Nov. 29th, 2011 05:57 am (UTC)
How do you feel about outing gay politicians who are trying to keep their homosexual behavior private/secret?
Nov. 29th, 2011 06:11 am (UTC)
Larry Craig, etc
I used to hate this more than I do.

One thing I've had brought home to me, over recent years, is just how much pressure anti-gay prejudice inflicts on gay men in particular. It's probably more common than not for teenage boys, panicked over what life will be like if they admit to themselves or anyone else that they're gay, to bargain with God: let me marry a woman so attractive that even I'm attracted to her, and I'll never look at another man ever again so long as I live. And then not be able to live up to that promise.

Bob Heinlein said, in The Moon is Harsh Mistress, that nobody ever proposes that the government outlaw something that they're doing, only the stuff that their neighbors are doing that they don't like, but I've come to see that he was wrong about that. There are a lot of gay men who hate it when they lust after (or actually have sex with) men, and who believe the classic American superstition that says that anybody can do anything if you threaten them enough, who actually think that if they succeed in making it punitive enough to be gay, that'll finally stop them from being gay. If it weren't for the damage they inflict on others, I'd be able to pity them for it; as it is, I hate them not for the gay cheating on their wives, but for the laws themselves whether they're cheating on their wives or not. (Although most of them are. Nobody else cares enough to run on this issue, any more.)

And what do you feel for someone who didn't even know he was gay, who was a late maturer, who never fell in love with anybody in his life until after he went into a career that's closed off to gay men, like the ministry or American politics?
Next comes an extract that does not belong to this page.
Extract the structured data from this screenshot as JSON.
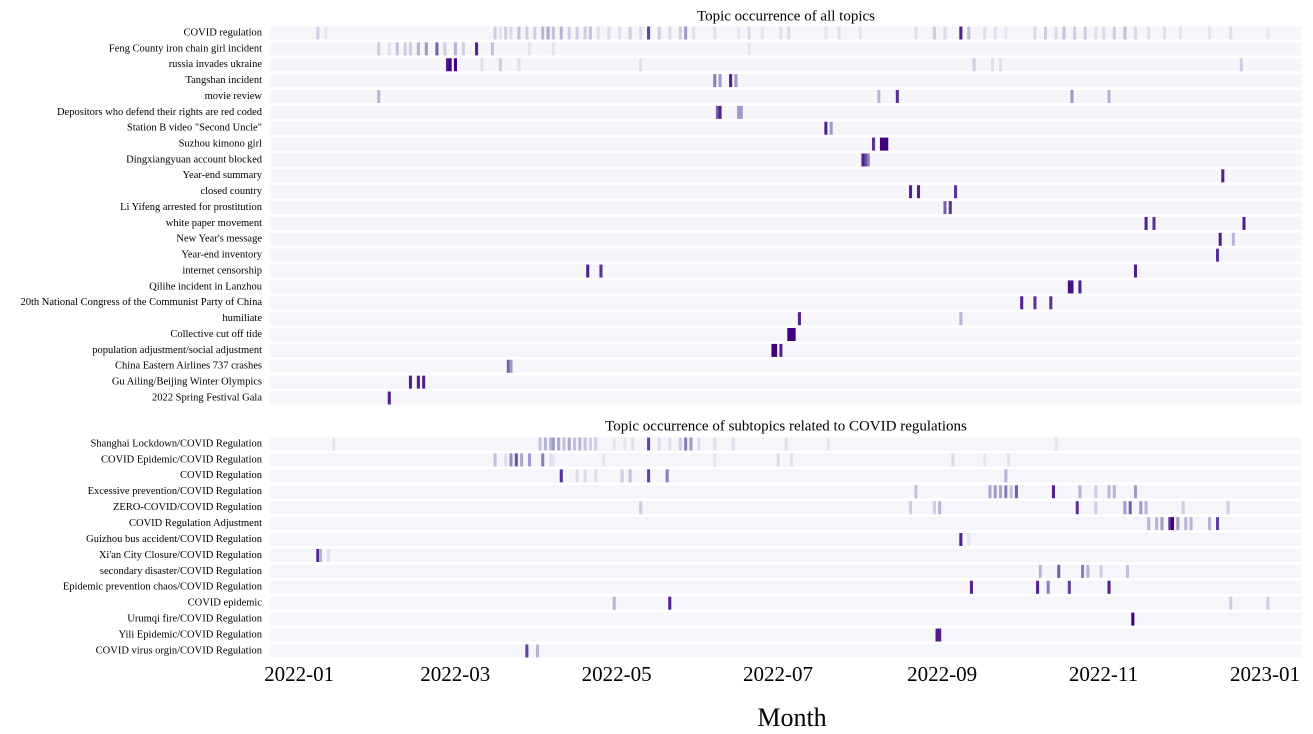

Do you expect that man to give up his career? Isn't it far more likely he's going to feel that he has no choice but to lie?
Nov. 29th, 2011 12:34 pm (UTC)
Re: Larry Craig, etc
I'm curious how Barney Frank fits into your last paragraph, or more interestingly, if it's possible for other national-level politicians to come out the way he did rather than live in the closet as long as they're in politics.
Nov. 29th, 2011 06:59 pm (UTC)
Re: Larry Craig, etc
Isn't it far more likely he's going to feel that he has no choice but to lie?

There is always a choice. It's just not always an easy one. Every once in a while, one is faced with a situation where one has to make a choice between integrity (doing what one believes is the right thing to do), and practicality, even if making the right choice can be quite costly. Judging by how many scandals one reads about (let alone the ones one never hears about), it seems like very few are willing to make the hard choice.
Nov. 30th, 2011 01:08 am (UTC)
Re: Larry Craig, etc
Thank you for the comment on Heinlein. Just one of the long list of things he was wrong about, but a clear pattern running through these.

I wonder how many of the Drys were alcoholics?
Dec. 8th, 2011 08:34 pm (UTC)
Re: Larry Craig, etc
My anger and distate at such politicians is in direct proportion as to how much they violate Rule Eight.

I've actually harshened somewhat with regard to "outing" politicians, and feel that those that consistently, actively try to make life worse for gay people, who themselves keep a boy on the side or cruise bathrooms or visit rentboy.com -- I don't care how conflicted they are, if their actions and cowardice have a direct impact on me and people I love, I won't tolerate it. Out the jerkwad.

If they're closeted, even married, but (at minimum) otherwise quietly vote down discrimination (or, stretching it, simply fail to vote on it at all), they can have my pity and my silence. I still think they're a coward, but there are plenty of times in my life I've failed to do the right thing out of fear, so, shutting up now.

Mary Cheney falls into this for me; though out, she's of the "I've got mine" mindset and is so insulated by virtue of privilege and power from the consquences of her actions, that she can support some execrable politicians/policies in order to line her pockets without feeling the sting of their outcomes. It's very Marie Antoinette-ish.